Fix: Async Loader Deadlock¶
Date: 2026-02-17
Files: src/async_loader.c
Symptom: Application freezes during HDR environment map loading
Root Cause¶
A mutex double-lock deadlock in async_worker_func().
The worker thread flow was:
pthread_mutex_unlock(&request_mutex); // (1) Unlock for heavy work
if (has_work) {
async_handle_io(path_to_load); // (2) Returns with mutex HELD
}
pthread_mutex_lock(&request_mutex); // (3) DEADLOCK — already held!
has_pending_work = false;
async_handle_io() internally re-acquires the mutex before returning (in all
code paths: success, failure, cancel). Step (3) then tried to lock an already-held
mutex — undefined behavior on POSIX default (non-recursive) mutexes, which on
Linux manifests as a permanent deadlock.
Once the worker thread deadlocked on itself, the main thread's async_loader_poll()
also tried to acquire the same mutex and blocked forever, freezing the entire
application.
Fix¶
Made the re-lock conditional on whether async_handle_io() was called:
if (has_work) {
async_handle_io(path_to_load);
/* Returns with mutex HELD — no re-lock needed */
} else {
/* No work dispatched, re-acquire for next iteration */
pthread_mutex_lock(&request_mutex);
}
has_pending_work = false;
Why It Appeared Intermittently¶
The deadlock only triggers when:
1. The worker thread finishes all internal work (IO + conversion)

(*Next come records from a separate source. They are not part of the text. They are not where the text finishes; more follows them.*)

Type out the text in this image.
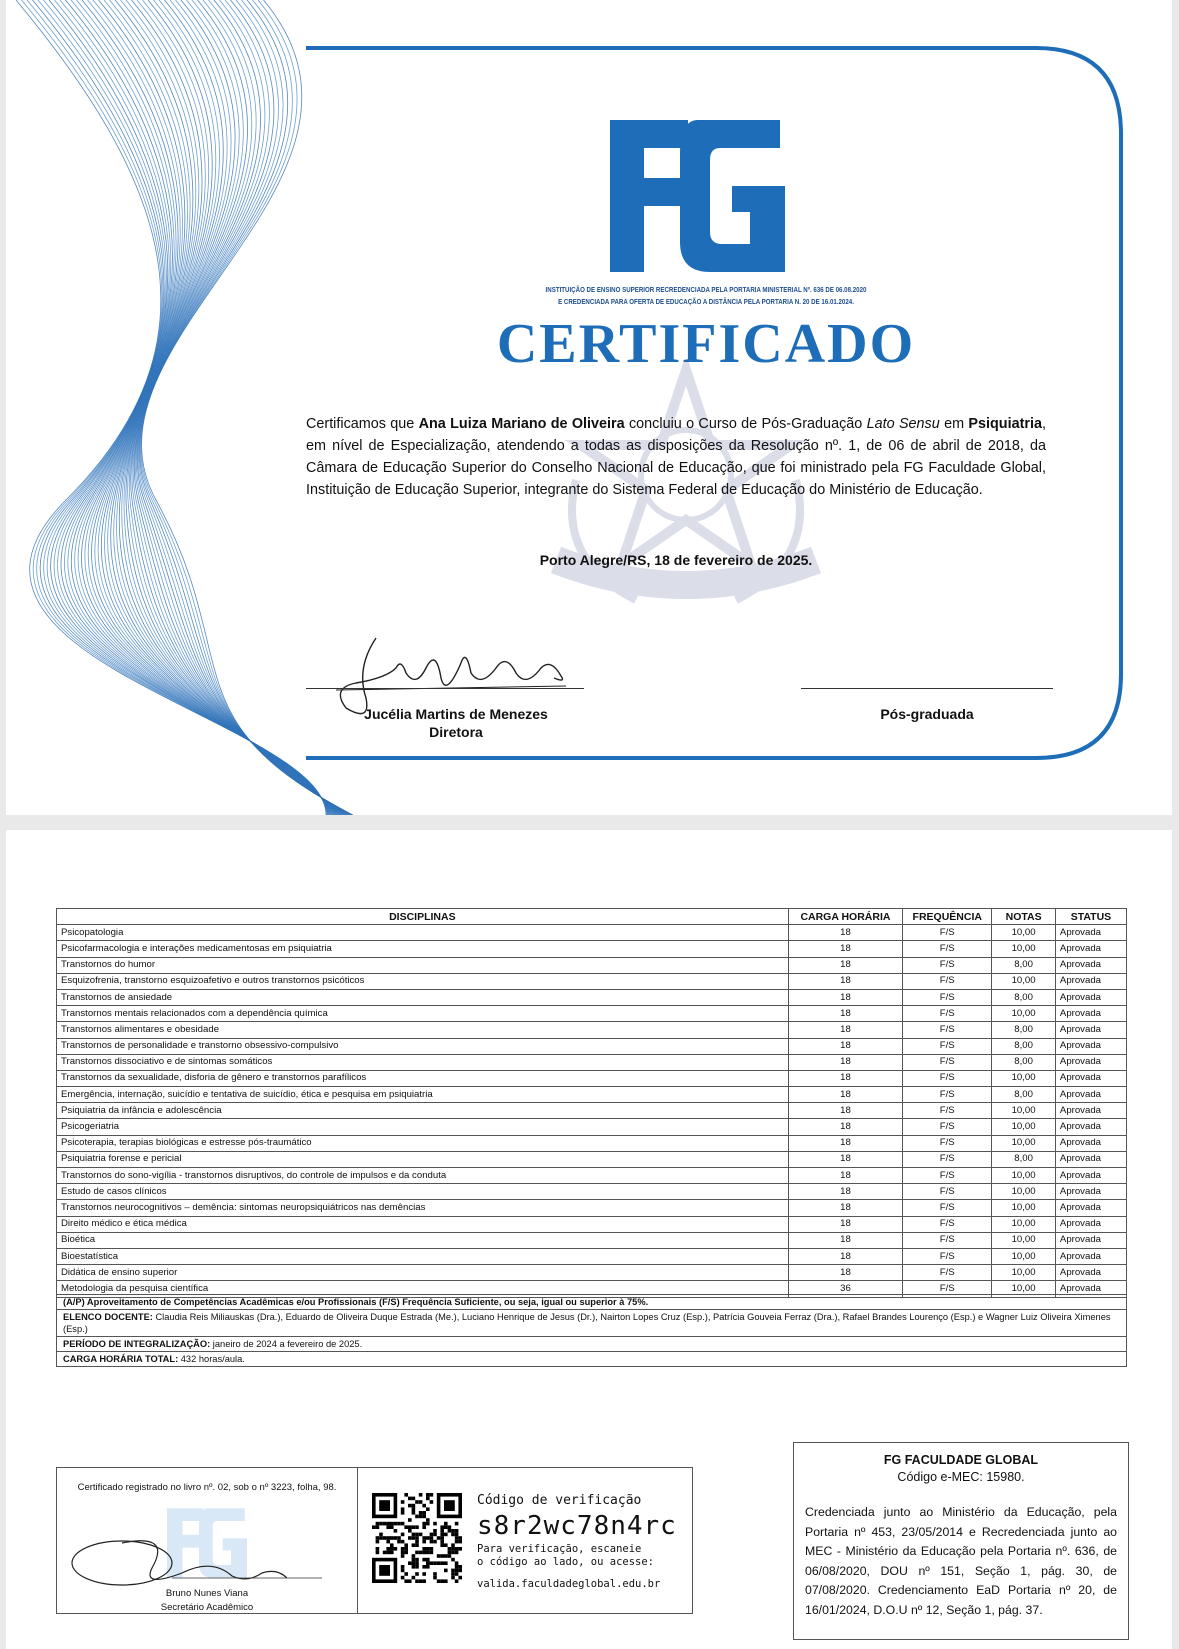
INSTITUIÇÃO DE ENSINO SUPERIOR RECREDENCIADA PELA PORTARIA MINISTERIAL Nº. 636 DE 06.08.2020
E CREDENCIADA PARA OFERTA DE EDUCAÇÃO A DISTÂNCIA PELA PORTARIA N. 20 DE 16.01.2024.
CERTIFICADO
Certificamos que Ana Luiza Mariano de Oliveira concluiu o Curso de Pós-Graduação Lato Sensu em Psiquiatria, em nível de Especialização, atendendo a todas as disposições da Resolução nº. 1, de 06 de abril de 2018, da Câmara de Educação Superior do Conselho Nacional de Educação, que foi ministrado pela FG Faculdade Global, Instituição de Educação Superior, integrante do Sistema Federal de Educação do Ministério de Educação.
Porto Alegre/RS, 18 de fevereiro de 2025.
Jucélia Martins de Menezes
Diretora
Pós-graduada
DISCIPLINAS	CARGA HORÁRIA	FREQUÊNCIA	NOTAS	STATUS
Psicopatologia	18	F/S	10,00	Aprovada
Psicofarmacologia e interações medicamentosas em psiquiatria	18	F/S	10,00	Aprovada
Transtornos do humor	18	F/S	8,00	Aprovada
Esquizofrenia, transtorno esquizoafetivo e outros transtornos psicóticos	18	F/S	10,00	Aprovada
Transtornos de ansiedade	18	F/S	8,00	Aprovada
Transtornos mentais relacionados com a dependência química	18	F/S	10,00	Aprovada
Transtornos alimentares e obesidade	18	F/S	8,00	Aprovada
Transtornos de personalidade e transtorno obsessivo-compulsivo	18	F/S	8,00	Aprovada
Transtornos dissociativo e de sintomas somáticos	18	F/S	8,00	Aprovada
Transtornos da sexualidade, disforia de gênero e transtornos parafílicos	18	F/S	10,00	Aprovada
Emergência, internação, suicídio e tentativa de suicídio, ética e pesquisa em psiquiatria	18	F/S	8,00	Aprovada
Psiquiatria da infância e adolescência	18	F/S	10,00	Aprovada
Psicogeriatria	18	F/S	10,00	Aprovada
Psicoterapia, terapias biológicas e estresse pós-traumático	18	F/S	10,00	Aprovada
Psiquiatria forense e pericial	18	F/S	8,00	Aprovada
Transtornos do sono-vigília - transtornos disruptivos, do controle de impulsos e da conduta	18	F/S	10,00	Aprovada
Estudo de casos clínicos	18	F/S	10,00	Aprovada
Transtornos neurocognitivos – demência: sintomas neuropsiquiátricos nas demências	18	F/S	10,00	Aprovada
Direito médico e ética médica	18	F/S	10,00	Aprovada
Bioética	18	F/S	10,00	Aprovada
Bioestatística	18	F/S	10,00	Aprovada
Didática de ensino superior	18	F/S	10,00	Aprovada
Metodologia da pesquisa científica	36	F/S	10,00	Aprovada
(A/P) Aproveitamento de Competências Acadêmicas e/ou Profissionais (F/S) Frequência Suficiente, ou seja, igual ou superior à 75%.
ELENCO DOCENTE: Claudia Reis Miliauskas (Dra.), Eduardo de Oliveira Duque Estrada (Me.), Luciano Henrique de Jesus (Dr.), Nairton Lopes Cruz (Esp.), Patrícia Gouveia Ferraz (Dra.), Rafael Brandes Lourenço (Esp.) e Wagner Luiz Oliveira Ximenes (Esp.)
PERÍODO DE INTEGRALIZAÇÃO: janeiro de 2024 a fevereiro de 2025.
CARGA HORÁRIA TOTAL: 432 horas/aula.
Certificado registrado no livro nº. 02, sob o nº 3223, folha, 98.
Bruno Nunes Viana
Secretário Acadêmico
Código de verificação
s8r2wc78n4rc
Para verificação, escaneie
o código ao lado, ou acesse:
valida.faculdadeglobal.edu.br
FG FACULDADE GLOBAL
Código e-MEC: 15980.
Credenciada junto ao Ministério da Educação, pela Portaria nº 453, 23/05/2014 e Recredenciada junto ao MEC - Ministério da Educação pela Portaria nº. 636, de 06/08/2020, DOU nº 151, Seção 1, pág. 30, de 07/08/2020. Credenciamento EaD Portaria nº 20, de 16/01/2024, D.O.U nº 12, Seção 1, pág. 37.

2. The main thread happens to call async_loader_poll() after the worker
re-acquires the mutex at step (3)
On faster GPUs/CPUs, timing differences could mask the bug. On Intel HD 4600 (Haswell) with a 4K HDR (64 MB PBO), the IO + SIMD conversion took ~55 ms, making the race window consistently hit.
Backward Compatibility¶
This fix is unconditionally correct on all platforms. The previous code was always undefined behavior — it just happened to not deadlock on some systems due to timing.